After attending Agnes Street National School, Hewitt attends the Royal Belfast Academical Institution from 1919 to 1920 before moving to Methodist College Belfast, where he is a keen cricketer. In 1924, he starts an English degree at Queen’s University Belfast, obtaining a BA in 1930, which he follows by obtaining a teaching qualification from Stranmillis College, Belfast.

From November 1930 to 1957, Hewitt holds positions in the Belfast Museum & Art Gallery. His radical socialist ideals prove unacceptable to the Belfast Unionist establishment and he is passed over for promotion in 1953. Instead in 1957 he moves to Coventry, a city still rebuilding following its devastation during World War II. He is appointed Director of the Herbert Art Gallery & Museum where he works until retirement in 1972.

Hewitt is appointed the first writer-in-residence at Queen’s University Belfast in 1976. His collections includes The Day of the Corncrake (1969) and Out of My Time: Poems 1969 to 1974 (1974). He is also made a Freeman of the City of Belfast in 1983, and is awarded honorary doctorates at the University of Ulster and Queen’s University Belfast.

Hewitt has an active political life, describing himself as “a man of the left,” and is involved in the British Labour Party, the Fabian Society and the Belfast Peace League. He is attracted to the Ulster dissenting tradition and is drawn to a concept of regional identity within the island of Ireland, describing his identity as Ulster, Irish, British and European. He officially opens the Belfast Unemployed Resource Centre (BURC) Offices on May Day 1985.

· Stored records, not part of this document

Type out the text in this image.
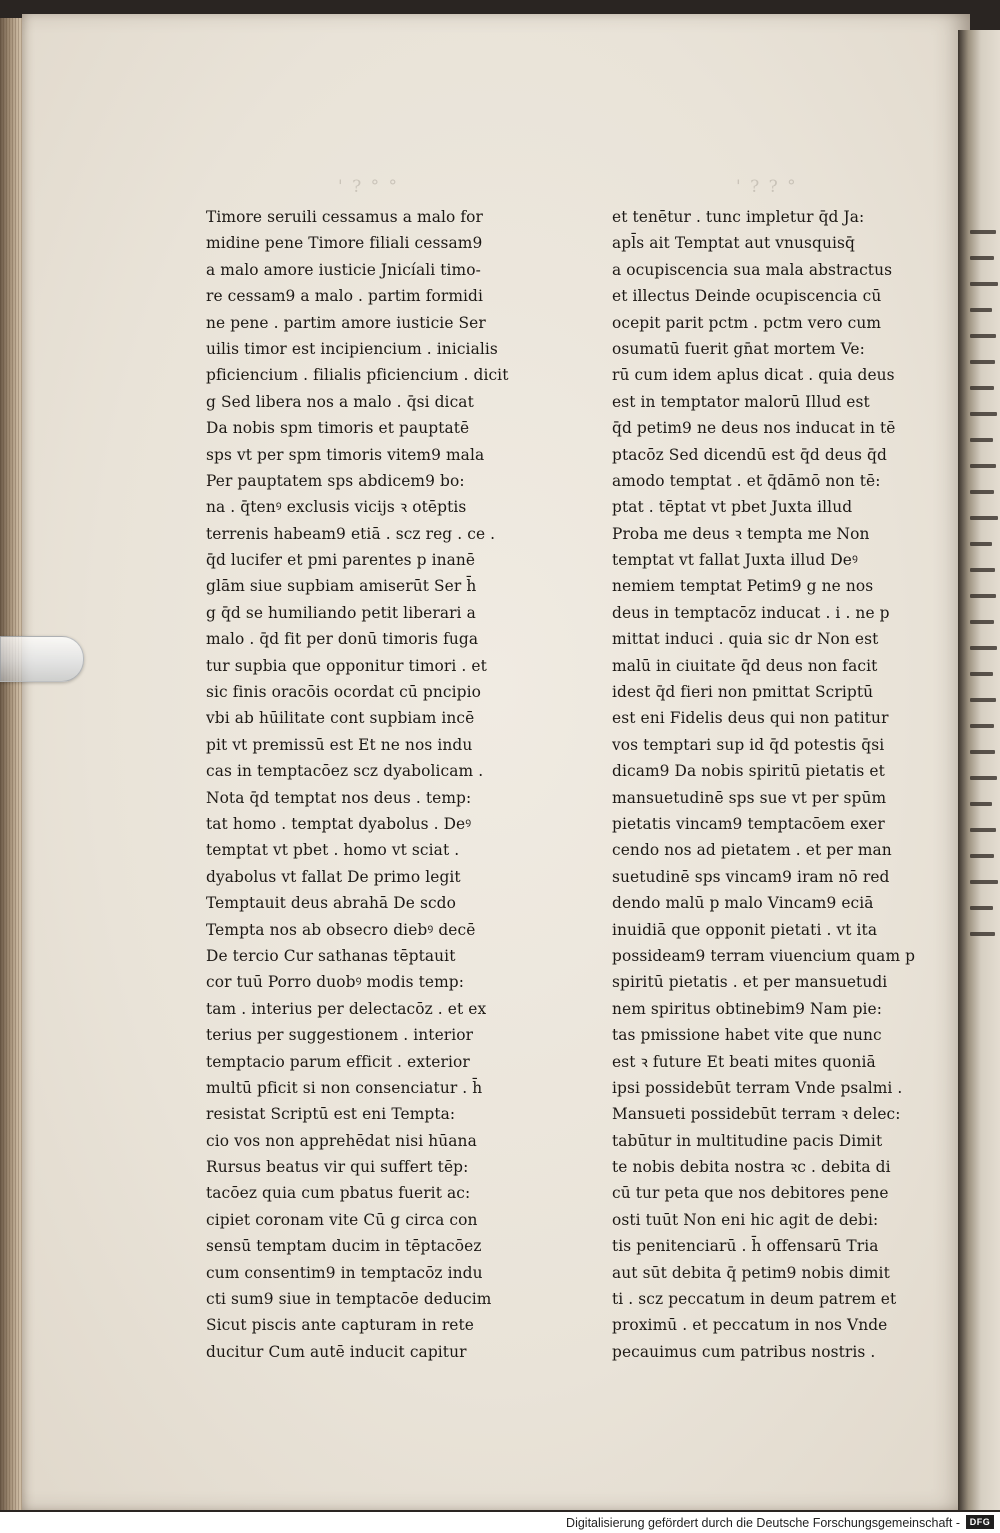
' ? ° °	' ? ? °
Timore seruili cessamus a malo for
midine pene Timore filiali cessam9
a malo amore iusticie Jnicíali timo-
re cessam9 a malo . partim formidi
ne pene . partim amore iusticie Ser
uilis timor est incipiencium . inicialis
pficiencium . filialis pficiencium . dicit
g Sed libera nos a malo . q̄si dicat
Da nobis spm timoris et pauptatē
sps vt per spm timoris vitem9 mala
Per pauptatem sps abdicem9 bo:
na . q̄tenꝰ exclusis vicijs ꝛ otēptis
terrenis habeam9 etiā . scz reg . ce .
q̄d lucifer et pmi parentes p inanē
glām siue supbiam amiserūt Ser h̄
g q̄d se humiliando petit liberari a
malo . q̄d fit per donū timoris fuga
tur supbia que opponitur timori . et
sic finis oracōis ocordat cū pncipio
vbi ab hūilitate cont supbiam incē
pit vt premissū est Et ne nos indu
cas in temptacōez scz dyabolicam .
Nota q̄d temptat nos deus . temp:
tat homo . temptat dyabolus . Deꝰ
temptat vt pbet . homo vt sciat .
dyabolus vt fallat De primo legit
Temptauit deus abrahā De scdo
Tempta nos ab obsecro diebꝰ decē
De tercio Cur sathanas tēptauit
cor tuū Porro duobꝰ modis temp:
tam . interius per delectacōz . et ex
terius per suggestionem . interior
temptacio parum efficit . exterior
multū pficit si non consenciatur . h̄
resistat Scriptū est eni Tempta:
cio vos non apprehēdat nisi hūana
Rursus beatus vir qui suffert tēp:
tacōez quia cum pbatus fuerit ac:
cipiet coronam vite Cū g circa con
sensū temptam ducim in tēptacōez
cum consentim9 in temptacōz indu
cti sum9 siue in temptacōe deducim
Sicut piscis ante capturam in rete
ducitur Cum autē inducit capitur
et tenētur . tunc impletur q̄d Ja:
apl̄s ait Temptat aut vnusquisq̄
a ocupiscencia sua mala abstractus
et illectus Deinde ocupiscencia cū
ocepit parit pctm . pctm vero cum
osumatū fuerit gn̄at mortem Ve:
rū cum idem aplus dicat . quia deus
est in temptator malorū Illud est
q̄d petim9 ne deus nos inducat in tē
ptacōz Sed dicendū est q̄d deus q̄d
amodo temptat . et q̄dāmō non tē:
ptat . tēptat vt pbet Juxta illud
Proba me deus ꝛ tempta me Non
temptat vt fallat Juxta illud Deꝰ
nemiem temptat Petim9 g ne nos
deus in temptacōz inducat . i . ne p
mittat induci . quia sic dr Non est
malū in ciuitate q̄d deus non facit
idest q̄d fieri non pmittat Scriptū
est eni Fidelis deus qui non patitur
vos temptari sup id q̄d potestis q̄si
dicam9 Da nobis spiritū pietatis et
mansuetudinē sps sue vt per spūm
pietatis vincam9 temptacōem exer
cendo nos ad pietatem . et per man
suetudinē sps vincam9 iram nō red
dendo malū p malo Vincam9 eciā
inuidiā que opponit pietati . vt ita
possideam9 terram viuencium quam p
spiritū pietatis . et per mansuetudi
nem spiritus obtinebim9 Nam pie:
tas pmissione habet vite que nunc
est ꝛ future Et beati mites quoniā
ipsi possidebūt terram Vnde psalmi .
Mansueti possidebūt terram ꝛ delec:
tabūtur in multitudine pacis Dimit
te nobis debita nostra ꝛc . debita di
cū tur peta que nos debitores pene
osti tuūt Non eni hic agit de debi:
tis penitenciarū . h̄ offensarū Tria
aut sūt debita q̄ petim9 nobis dimit
ti . scz peccatum in deum patrem et
proximū . et peccatum in nos Vnde
pecauimus cum patribus nostris .
Digitalisierung gefördert durch die Deutsche Forschungsgemeinschaft -	DFG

John Hewitt dies in Belfast on June 22, 1987. His life and work are celebrated in two prominent ways – the annual John Hewitt International Summer School and, less conventionally, the John Hewitt Bar and Restaurant, a Belfast pub is named after him. The bar is named after him as he officially opens the Belfast Unemployed Resource Centre, which owns the establishment. It is a popular meeting place for local writers, musicians, journalists, students and artists. Both the Belfast Festival at Queen’s and the Belfast Film Festival use the venue to stage events.